Meyer lemons are perhaps my favorite baking fruit of all time. A cross between a lemon and mandarin orange, they have just the right balance of sweet and tart. Several of my friends live in warmer climates where Meyer lemons grow naturally on trees cultivated in gardens or back porches. I love these friends of mine, but do not beat around the bush about resenting their direct access to Meyer lemons while I have to shell out a few bucks every time I need some. I am still hoping (praying) that someday a Meyer lemon tree will be discovered that can survive in the Northeast. I’d grow a whole orchard-full! One of these friends who has access to Meyer lemons is Merry of The Merry Gourmet. As you remember, she gave us a hearty soup recipe last month. I recently saw this recipe on her blog and gave it a try. The cake was thick and moist, but not too dense. It hit all the right notes with the lemony almond flavor combination and was eaten up in two brief days. I think I might make it again soon and offer it to neighbors or friends, it is the perfect kind of bright cheery cake that everyone loves to receive on a drab winter day.
4 Great Meyer Lemon Recipes
1. Meyer Lemon Curd, 5 Ways: This fabulous spread can we used for topping pavlovas, swirling into cheesecake or using for a pie. Best of all, it makes a fantastic gift!
2. Meyer Lemon Sables: These crumbly french sugar cookies contain the perfect dose of lemon in each bite. They look humble but don’t be deceived, the lemony sugar thin is packed with flavor!

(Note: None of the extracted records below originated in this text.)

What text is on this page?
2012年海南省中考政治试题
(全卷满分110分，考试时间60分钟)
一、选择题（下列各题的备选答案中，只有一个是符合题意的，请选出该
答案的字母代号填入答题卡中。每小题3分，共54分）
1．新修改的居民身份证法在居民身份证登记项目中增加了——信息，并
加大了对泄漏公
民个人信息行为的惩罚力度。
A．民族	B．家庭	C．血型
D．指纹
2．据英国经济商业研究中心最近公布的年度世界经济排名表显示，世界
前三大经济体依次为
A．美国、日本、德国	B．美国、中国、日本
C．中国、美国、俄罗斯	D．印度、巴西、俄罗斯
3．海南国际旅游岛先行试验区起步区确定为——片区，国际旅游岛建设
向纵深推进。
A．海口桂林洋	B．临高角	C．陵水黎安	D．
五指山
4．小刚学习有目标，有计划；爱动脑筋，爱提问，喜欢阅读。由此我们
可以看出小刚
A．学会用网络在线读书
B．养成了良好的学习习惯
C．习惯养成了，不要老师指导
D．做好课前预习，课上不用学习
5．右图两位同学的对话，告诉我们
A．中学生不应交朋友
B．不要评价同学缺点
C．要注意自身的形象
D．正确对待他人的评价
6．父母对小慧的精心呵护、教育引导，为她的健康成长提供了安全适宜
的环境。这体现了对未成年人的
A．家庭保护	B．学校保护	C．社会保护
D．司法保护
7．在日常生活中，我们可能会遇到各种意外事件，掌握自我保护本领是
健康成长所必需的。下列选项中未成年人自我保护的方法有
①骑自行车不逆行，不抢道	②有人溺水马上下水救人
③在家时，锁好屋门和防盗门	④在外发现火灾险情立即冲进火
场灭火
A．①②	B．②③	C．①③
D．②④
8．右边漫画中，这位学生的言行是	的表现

3. Skinny Mini Meyer Lemon Cheesecakes: For those of us minding the waistline this skinny cheesecakes are the perfect way to indulge in our favorite Meyer lemon flavor, without all the calories.
4. Preserved Meyer Lemons: Preserving Meyer lemons is a great way to make them last. Preserved lemons are particularly delicious in tangines, soups and stews.
Meyer Lemon Almond Cake, adapted from The Merry Gourmet
1 1/3 cup sugar
8 ounces almond paste
3/4 cup plus 1/4 cup all purpose flour
1 cup unsalted butter, cubed and at room temperature
1 1/2 teaspoons baking powder
3/4 teaspoon kosher salt
1 teaspoon vanilla extract
1 teaspoon Fiori de Sicilia
Zest of 2 Meyer lemons
6 large eggs, room temperature
Ingredients for Meyer Lemon Glaze
1 cup confectioners sugar
2 to 3 tablespoons Meyer lemon juice
Preheat the oven to 325 degrees F. Butter a 9-inch diameter spring form pan, dust with flour, and tap out any excess.
In a small bowl, whisk together 3/4 cup flour, baking powder, and salt. Set aside.
In an electric mixer fitted with a paddle, beat the butter, sugar, almond paste, and 1/4 cup of flour until the mixture resembles sand. Add the cubes of butter, the extracts, and the Meyer lemon zest. Mix well, thenaAdd the eggs, one at a time, mixing well after each addition.
With the mixer on low, add the flour to the wet ingredients bit by bit until just incorporated. Do not overmix. Pour batter into prepared spring form pan and bake for 65 minutes, or until the top is deep brown and is set in the center.
Remove cake from oven and let the cake cool completely before removing the sides of the pan.
To make the Meyer lemon glaze: Whisk the confectioners sugar with lemon juice. Drizzle it over the cake once the cake has cooled.